The court will come together again next Wednesday, May 12, to decide whether the ruling should have retroactive effect.

If the justices decide that it does, granted patents for pharmaceutical and biotech inventions would have their term of validity reduced to 20 years counted from the filing date, instead of 10 years counted from the date of grant.

That means that patents that were held up by long waiting times at Brazil's IP office would have their terms significantly cut. 

As a general rule, a Supreme Court decision invalidating a legal provision does have retroactive effect. But if eight or more justices agree, the court could decide that retroactive effect should not take place in a particular case. 

The reporting justice for this case, Dias Toffoli, has proposed that granted patents should not be affected by this decision, with two exceptions: patents in the pharmaceutical and medical fields, and patents whose validity terms are being challenged before courts based on arguments that the sole paragraph of Article 40 violates the constitution.

Justice Marco Aurelio indicated he believed there should be no exceptions to the court’s retroactivity rule, and that the decision should affect all granted patents. 

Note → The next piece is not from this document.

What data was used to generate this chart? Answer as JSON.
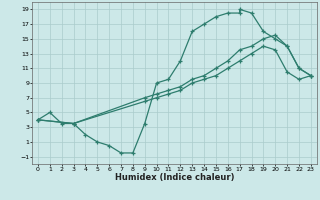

Meanwhile, Justice Gilmar Mendes indicated that a retroactive effect should be limited to pharma and medical patents related to COVID-19.

Justice Roberto Barroso mentioned he would agree with an exception related to patents that are subject to invalidity lawsuits, but not with an exception for patents in the pharmaceutical and medical fields, because this would violate the TRIPS Agreement.

Ricardo Nunes, partner at Daniel Law, said: “Even the justices that already articulated their initial thoughts on whether a decision should affect granted patents or not can still change their minds when the court happens to discuss this matter, so this is still a completely unsettled issue.”

On Wednesday, May 5, the justices at the Brazil Supreme Court started handing down their opinions on Direct Action 5,529, and finished yesterday.

The news comes after the Supreme Court suspended patent-term extensions in Brazil on April 7 in the lead up to the Direct Action 5,529 trial, in an attempt to lower costs for drugs critical to treating COVID patients at the expense of pharmaceutical firms.

Sources told Managing IP last year that such a ruling, which has now come to pass, would significantly water down the value of patents in Brazil so long as Brazil's IP office takes more than 10 years to prosecute them.